Romer’s slander is a lot like the one we hear from some Jews, concerning the New Testament. I was told that over 20,000 “versions” of the New Testament had been found. I looked into the story, and what I actually saw was that they were copies, not versions. They were consistent. The story didn’t debunk the New Testament; it supported its legitimacy.

Here’s how I feel about historical and scientific arguments about the veracity of the Bible: they will be resolved in time, in favor of the text. Maybe the word translated “camels” in Abraham’s story was a general term meaning “beasts of burden.” Maybe Abraham had camels, and historians are wrong about the time camels arrived in the area; they are proven wrong every month, about similar issues. Sooner or later, scripture will be vindicated, and people will regret obsessing on the matter to their own detriment.

I’ve seen spirits. I’ve had many miraculous healings. Jesus visited me twice. The Bible is obviously true. When you know God personally, it makes no sense to pore over the Bible and look for flaws. If a guest were staying in your house, you wouldn’t go to the Internet and Google him relentlessly to find out whether he existed or not.

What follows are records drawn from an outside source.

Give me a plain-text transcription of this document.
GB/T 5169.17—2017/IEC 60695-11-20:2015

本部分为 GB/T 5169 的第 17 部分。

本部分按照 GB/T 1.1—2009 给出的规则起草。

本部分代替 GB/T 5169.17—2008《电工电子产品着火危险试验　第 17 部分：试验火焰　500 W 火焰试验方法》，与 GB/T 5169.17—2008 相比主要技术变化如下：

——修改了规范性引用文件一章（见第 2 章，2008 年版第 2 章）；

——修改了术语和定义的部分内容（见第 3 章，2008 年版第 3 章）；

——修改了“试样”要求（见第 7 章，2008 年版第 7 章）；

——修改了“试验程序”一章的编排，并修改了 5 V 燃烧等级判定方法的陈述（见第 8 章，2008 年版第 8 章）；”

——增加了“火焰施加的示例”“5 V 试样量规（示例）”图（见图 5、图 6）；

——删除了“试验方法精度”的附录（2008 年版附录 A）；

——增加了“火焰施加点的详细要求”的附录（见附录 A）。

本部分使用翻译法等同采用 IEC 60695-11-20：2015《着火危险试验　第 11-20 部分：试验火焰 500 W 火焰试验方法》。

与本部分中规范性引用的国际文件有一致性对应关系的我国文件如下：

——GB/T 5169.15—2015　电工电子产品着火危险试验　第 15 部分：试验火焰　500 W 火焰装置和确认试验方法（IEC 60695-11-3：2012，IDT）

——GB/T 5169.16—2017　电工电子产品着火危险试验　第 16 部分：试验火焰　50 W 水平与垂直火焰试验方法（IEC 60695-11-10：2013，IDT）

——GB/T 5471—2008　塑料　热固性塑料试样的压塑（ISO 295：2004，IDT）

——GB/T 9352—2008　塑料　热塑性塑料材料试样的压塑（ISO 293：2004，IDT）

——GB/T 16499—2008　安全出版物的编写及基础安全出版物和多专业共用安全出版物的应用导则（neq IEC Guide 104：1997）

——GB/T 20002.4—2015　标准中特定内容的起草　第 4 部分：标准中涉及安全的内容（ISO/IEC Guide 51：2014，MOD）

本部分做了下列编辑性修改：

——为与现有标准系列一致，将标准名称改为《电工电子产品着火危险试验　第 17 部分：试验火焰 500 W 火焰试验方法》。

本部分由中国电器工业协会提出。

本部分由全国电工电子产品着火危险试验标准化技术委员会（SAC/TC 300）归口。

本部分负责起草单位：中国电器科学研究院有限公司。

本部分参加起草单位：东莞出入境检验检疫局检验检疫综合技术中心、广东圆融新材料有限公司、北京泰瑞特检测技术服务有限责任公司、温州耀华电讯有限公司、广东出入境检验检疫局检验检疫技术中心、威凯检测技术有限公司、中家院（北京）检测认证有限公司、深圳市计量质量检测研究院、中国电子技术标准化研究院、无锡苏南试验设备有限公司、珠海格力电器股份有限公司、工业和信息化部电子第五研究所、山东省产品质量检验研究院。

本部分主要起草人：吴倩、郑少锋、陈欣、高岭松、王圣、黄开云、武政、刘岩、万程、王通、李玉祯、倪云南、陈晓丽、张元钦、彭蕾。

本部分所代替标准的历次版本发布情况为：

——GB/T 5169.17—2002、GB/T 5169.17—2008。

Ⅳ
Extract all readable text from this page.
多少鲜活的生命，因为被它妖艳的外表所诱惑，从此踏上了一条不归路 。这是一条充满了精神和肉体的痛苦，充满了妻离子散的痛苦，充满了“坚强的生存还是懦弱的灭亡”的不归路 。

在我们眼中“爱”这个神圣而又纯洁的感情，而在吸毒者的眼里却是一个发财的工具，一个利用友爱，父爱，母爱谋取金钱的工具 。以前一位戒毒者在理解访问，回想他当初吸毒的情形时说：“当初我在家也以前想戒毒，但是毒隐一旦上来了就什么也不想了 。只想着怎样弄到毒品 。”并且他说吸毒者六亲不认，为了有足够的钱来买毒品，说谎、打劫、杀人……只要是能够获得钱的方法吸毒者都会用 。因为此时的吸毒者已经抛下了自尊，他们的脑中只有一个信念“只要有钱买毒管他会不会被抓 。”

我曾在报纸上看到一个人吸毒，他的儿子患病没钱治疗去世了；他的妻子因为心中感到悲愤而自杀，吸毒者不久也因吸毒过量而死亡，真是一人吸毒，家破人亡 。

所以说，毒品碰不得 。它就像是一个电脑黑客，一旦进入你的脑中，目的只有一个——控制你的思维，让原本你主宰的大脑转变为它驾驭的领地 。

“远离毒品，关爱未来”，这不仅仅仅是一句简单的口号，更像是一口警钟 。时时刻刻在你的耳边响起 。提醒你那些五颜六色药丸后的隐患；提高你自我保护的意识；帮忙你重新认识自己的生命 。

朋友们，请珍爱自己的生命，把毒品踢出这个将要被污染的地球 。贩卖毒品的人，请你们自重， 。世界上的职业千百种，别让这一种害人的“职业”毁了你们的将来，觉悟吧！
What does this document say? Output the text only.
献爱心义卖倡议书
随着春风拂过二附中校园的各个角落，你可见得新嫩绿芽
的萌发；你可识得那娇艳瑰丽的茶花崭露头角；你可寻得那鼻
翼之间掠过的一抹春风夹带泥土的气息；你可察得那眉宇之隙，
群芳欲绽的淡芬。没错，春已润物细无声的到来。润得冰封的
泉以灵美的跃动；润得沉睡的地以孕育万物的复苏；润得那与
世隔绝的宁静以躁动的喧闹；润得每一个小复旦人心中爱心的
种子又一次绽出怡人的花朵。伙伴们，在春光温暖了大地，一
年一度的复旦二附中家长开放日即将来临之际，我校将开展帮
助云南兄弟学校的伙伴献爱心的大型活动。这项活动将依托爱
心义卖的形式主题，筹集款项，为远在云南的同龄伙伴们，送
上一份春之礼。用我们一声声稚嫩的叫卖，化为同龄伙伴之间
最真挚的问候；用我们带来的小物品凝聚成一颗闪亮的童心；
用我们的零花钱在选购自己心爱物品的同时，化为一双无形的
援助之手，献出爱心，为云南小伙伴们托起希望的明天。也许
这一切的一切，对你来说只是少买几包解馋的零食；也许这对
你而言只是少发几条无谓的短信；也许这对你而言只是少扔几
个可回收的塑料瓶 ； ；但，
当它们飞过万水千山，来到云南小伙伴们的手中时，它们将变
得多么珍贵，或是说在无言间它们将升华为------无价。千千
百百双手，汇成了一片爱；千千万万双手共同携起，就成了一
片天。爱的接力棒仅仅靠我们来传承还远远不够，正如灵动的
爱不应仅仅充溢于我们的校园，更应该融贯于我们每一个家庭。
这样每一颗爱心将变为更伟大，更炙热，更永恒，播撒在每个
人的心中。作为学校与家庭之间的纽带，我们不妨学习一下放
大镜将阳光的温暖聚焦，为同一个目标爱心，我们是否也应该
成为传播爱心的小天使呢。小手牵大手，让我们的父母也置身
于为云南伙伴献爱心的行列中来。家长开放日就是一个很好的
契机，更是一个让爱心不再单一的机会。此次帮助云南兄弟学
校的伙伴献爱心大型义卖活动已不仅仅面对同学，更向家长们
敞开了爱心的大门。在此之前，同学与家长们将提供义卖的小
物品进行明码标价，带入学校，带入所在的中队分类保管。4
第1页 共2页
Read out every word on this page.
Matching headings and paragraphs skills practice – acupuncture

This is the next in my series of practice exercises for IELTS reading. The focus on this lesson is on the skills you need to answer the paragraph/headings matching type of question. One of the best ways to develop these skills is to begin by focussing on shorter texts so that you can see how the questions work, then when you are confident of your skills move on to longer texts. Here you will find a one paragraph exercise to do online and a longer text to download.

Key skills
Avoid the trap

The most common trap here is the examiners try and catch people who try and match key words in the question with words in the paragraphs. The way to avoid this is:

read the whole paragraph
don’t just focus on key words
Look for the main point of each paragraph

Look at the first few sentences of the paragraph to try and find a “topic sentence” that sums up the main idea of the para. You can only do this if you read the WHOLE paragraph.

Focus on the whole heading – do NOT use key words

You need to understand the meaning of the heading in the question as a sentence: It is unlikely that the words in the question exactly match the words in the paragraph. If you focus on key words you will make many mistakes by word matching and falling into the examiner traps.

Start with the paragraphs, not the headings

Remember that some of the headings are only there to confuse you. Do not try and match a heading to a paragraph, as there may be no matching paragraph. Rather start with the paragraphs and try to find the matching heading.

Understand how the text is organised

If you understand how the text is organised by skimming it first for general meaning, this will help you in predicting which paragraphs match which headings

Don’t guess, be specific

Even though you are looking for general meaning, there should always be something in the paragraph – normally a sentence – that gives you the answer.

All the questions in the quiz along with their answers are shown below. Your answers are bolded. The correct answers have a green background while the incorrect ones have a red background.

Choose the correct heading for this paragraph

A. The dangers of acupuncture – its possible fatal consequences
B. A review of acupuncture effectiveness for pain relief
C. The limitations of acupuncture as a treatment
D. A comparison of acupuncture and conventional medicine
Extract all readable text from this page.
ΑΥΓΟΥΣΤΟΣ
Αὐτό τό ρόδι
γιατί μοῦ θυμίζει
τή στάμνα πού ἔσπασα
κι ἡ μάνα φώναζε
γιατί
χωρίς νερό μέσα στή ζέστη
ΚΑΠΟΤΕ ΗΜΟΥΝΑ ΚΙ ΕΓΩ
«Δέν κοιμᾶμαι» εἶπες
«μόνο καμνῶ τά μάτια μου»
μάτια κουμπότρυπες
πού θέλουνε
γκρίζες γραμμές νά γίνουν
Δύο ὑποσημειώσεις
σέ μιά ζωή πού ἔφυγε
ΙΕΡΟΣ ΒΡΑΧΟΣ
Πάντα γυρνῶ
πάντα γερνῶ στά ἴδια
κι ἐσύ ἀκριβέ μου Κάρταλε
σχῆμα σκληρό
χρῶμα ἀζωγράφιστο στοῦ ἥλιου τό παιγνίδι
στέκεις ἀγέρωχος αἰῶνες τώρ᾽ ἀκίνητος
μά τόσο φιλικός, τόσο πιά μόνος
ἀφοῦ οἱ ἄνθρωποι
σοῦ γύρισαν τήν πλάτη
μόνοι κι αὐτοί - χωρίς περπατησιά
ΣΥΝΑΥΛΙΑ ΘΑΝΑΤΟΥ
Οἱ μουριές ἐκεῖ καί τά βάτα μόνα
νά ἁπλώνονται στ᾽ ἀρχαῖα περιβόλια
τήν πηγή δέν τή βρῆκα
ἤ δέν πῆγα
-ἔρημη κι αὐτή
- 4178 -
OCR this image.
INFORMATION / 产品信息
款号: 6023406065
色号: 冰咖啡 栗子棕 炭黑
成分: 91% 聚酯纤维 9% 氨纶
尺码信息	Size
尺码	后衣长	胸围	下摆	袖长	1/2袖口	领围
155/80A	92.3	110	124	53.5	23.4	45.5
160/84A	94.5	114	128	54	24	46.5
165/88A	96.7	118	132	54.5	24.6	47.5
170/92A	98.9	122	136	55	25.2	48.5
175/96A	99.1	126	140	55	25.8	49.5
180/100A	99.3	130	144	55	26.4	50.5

If you don’t know God personally, your problem isn’t the Bible. You need to get in touch with him and ask him to show himself to you. He does this all the time.

Remember; as important as the Bible is, it is no substitute for God himself. Abraham had no Bible, and he did just fine. Isaac, Jacob, Jacob’s sons, and Moses (writer of the Pentateuch) had no Bible. Enoch, Methuselah, and Noah had no Bible. When God proves himself to you, quit worrying about how many animals will fit in an ark. You’re making things harder than they have to be.

I don’t know if people should watch Romer’s series. If you aren’t grounded, it could sow doubt in your mind. Maybe I should quit watching. I enjoy it, and some of the material is valid and educational. I have asked God about it, and I don’t think there’s a problem, but I will not make a firm decision to keep watching. I make mistakes.

If you like Romer, remember: you’ll also like Robert Bakker. His impression of Romer is so good, if either of them dies, the other can continue his work.

More

I got nostalgic, thinking about my brief time as a biology major, so I looked around to see if my old textbook was available. While I did that, I learned that Columbia University has stopped teaching vertebrate anatomy. They taught it in 2008, but the class listing is gone now.

Here’s something interesting: you can buy your own specimens for dissection online, and they’re cheap. For under a hundred bucks, you can have your own dogfish and dead cat, complete with dissection tools and lab guide. Now you know what happens to Fluffy and Snowball when you get tired of them. The companies that sell them fix them with formaldehyde and shoot their blood vessels full of red and blue rubber.

You can get a cleaned up cat skeleton for $125. Exciting. Educational and decorative.

When I was at Columbia, cutting up dead cats with a friend who went on to become a very unhappy radiologist, my friend told me biologists didn’t respect the kind of work Professor Bock and his students did. Biology had gone molecular and so on, so memorizing cat bones was not considered important. I have to wonder if that was a smart position to take, since doctors have to know how bodies are put together. I guess now students don’t see real bodies until they get their cadavers.

Good news for the guy who cleans the elevators in the East Campus dormitory. Still, it’s kind of sad to see da Vinci’s type of science disappear.